I had too many jalapenos on my burrito last night, and dreamed that I’d read a letter to the editor in a 1942 edition of the Strib that read something like “Aren’t Americans racist for going to war against Germany, when the Deutsche-Amerikanische Bund is preaching rapprochement with Germany?”
I wanted to yell “But one country declared war on us, while the Bund, ill-advised as their ethnic sympathies turned out to be, were exercising their First Amendment rights!”…
…but I couldn’t. Because blogs didn’t exist in 1942. And either did I.
But I woke up – both extant, and with my blog humming right along – and, given the nightmare I’d just awoken from, was almost overjoyed to read this bit of intensely flawed reasoning in an op-ed by Jesse Zettel.
In the past week, there has been much talk of whether Apple should help the FBI gain access to a smartphone of one of the San Bernardino, Calif., shooters. At stake is whether we are willing to sacrifice some of our freedom for some security.
The correct answer – someone tell all seven Presidential candidates – is no, we should not be. But that’s not really the subject, here.
In the past when the question was about guns, our answer has been a resounding no. Now that the question is about our privacy, there seem to be a lot of people saying yes.
Ah, yes – the group of people that I’ll call the “omnisicent ‘a lot’”; that group of People Not Like Me that we’re assured exist and confirm your thesis, notwithstanding their being your personal anecdote.
How many people do this? A lot of people… – oh, snap. Now I’m doing it!
Carry on.
On “The McLaughlin Group” last weekend, Pat Buchanan cited a Latin phrase “salus populi suprema lex,” meaning “the safety of the people is the highest law.” He doesn’t say that when it comes to guns.
He’s leading up to something, here. I can almost taste it.
We’ll come back to that.
In other words: We will not give up our freedom to easily access weapons of war for the sake of safety, but we might be open to giving up our privacy.
We’re dealing with two different “omniscient a lots” here:
- “A lot of people” erroneously believe that you can “hack” just one iPhone to get at information. Some – Trump – echo Buchanan’s statist beliefs. Others – Marco Rubio among them – don’t know how software architecture works (and, admit it, most likely either do you). They’re not malicious, stupid, or closeted fascists – they’re uninformed.

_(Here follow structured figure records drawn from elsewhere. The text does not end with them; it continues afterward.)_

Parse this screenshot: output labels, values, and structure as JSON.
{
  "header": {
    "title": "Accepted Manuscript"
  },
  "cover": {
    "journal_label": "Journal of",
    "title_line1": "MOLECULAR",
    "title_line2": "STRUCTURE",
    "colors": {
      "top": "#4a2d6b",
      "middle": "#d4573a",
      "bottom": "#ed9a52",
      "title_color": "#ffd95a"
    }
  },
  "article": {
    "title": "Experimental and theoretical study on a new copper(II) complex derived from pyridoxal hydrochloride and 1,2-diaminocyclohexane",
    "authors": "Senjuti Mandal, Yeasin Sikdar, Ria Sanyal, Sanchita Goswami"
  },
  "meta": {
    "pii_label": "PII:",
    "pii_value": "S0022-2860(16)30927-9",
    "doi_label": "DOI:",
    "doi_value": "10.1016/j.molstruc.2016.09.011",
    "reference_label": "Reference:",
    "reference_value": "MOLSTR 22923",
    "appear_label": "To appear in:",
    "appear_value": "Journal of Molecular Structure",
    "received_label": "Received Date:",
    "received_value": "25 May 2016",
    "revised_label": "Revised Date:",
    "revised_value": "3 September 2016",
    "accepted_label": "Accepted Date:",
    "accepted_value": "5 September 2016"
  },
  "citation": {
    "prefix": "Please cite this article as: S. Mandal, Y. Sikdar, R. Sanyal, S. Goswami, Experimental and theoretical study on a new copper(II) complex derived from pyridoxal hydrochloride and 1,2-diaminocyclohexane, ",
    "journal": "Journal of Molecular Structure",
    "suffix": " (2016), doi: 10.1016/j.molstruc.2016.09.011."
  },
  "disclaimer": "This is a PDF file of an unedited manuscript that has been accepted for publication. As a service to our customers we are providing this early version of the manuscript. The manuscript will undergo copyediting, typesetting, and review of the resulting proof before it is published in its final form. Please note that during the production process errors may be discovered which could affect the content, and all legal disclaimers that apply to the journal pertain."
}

- Another “lot of people” think that by controlling the access of law-abiding citizens to gun, you make society “safer”. They are equally ill-informed, although since the truth is out there and doesn’t require any technical background to understand, they are more likely to be willfully ignorant, stupid or malicious. Not all of them. Just a lot of them…oh, there I go again.
Back to Mr. Zettel:
If part of what the FBI wants to find in that phone is how the shooters got the guns, it need look no further than a Wal-Mart or a gun show.
The Islamic State in Iraq and the Levant knows that this is where to get guns, and it tells its followers as much.
Easy access to guns is the Trojan horse of our time. ISIL didn’t have to send a shooter. It didn’t even have to provide the guns: Our own laws did that.
Shall we continue that train of thought?
If the FBI wants to know where terrorists get bomb fixins, they need look no further than any farm supply store.
If they want to know where they get the material to incinerate people, they need look no further than a gas station or a propane vendor.
If they want to bring down three skyscrapers, they need to look no further than the nearest airport.
If they want to create a ghastly wave of up-close-and-personal terror, they need only visit the cutlery section at Target. It’s happened. (note to Mr. Zettel – guess how that particular wave of terror got stopped? You’re not gonna like it)
And the next victim of these misguided laws may well be our privacy.
Why is it that the ability of gun manufacturers to sell weapons of war is held sacred, while our own privacy is considered negotiable?
Let’s put that strawman out of our misery; the smart people support all freedom – the right to privacy and the government’s obligation to observe due process, as well as the constitutional, civil, human right to keep and bear arms.
Mr. Zettel – to invert his thesis – is clamoring to give up our right to defend ourselves from criminals and terrorists and our government, while exalting the right to privacy.
I wonder if the next time there is a mass shooting in this country (and there will be more), we will be willing to look at the easy access to guns that makes these shootings so commonplace, rather than searching for other freedoms we might be willing to give up instead. Something has to give. After all: “salus populi suprema lex.”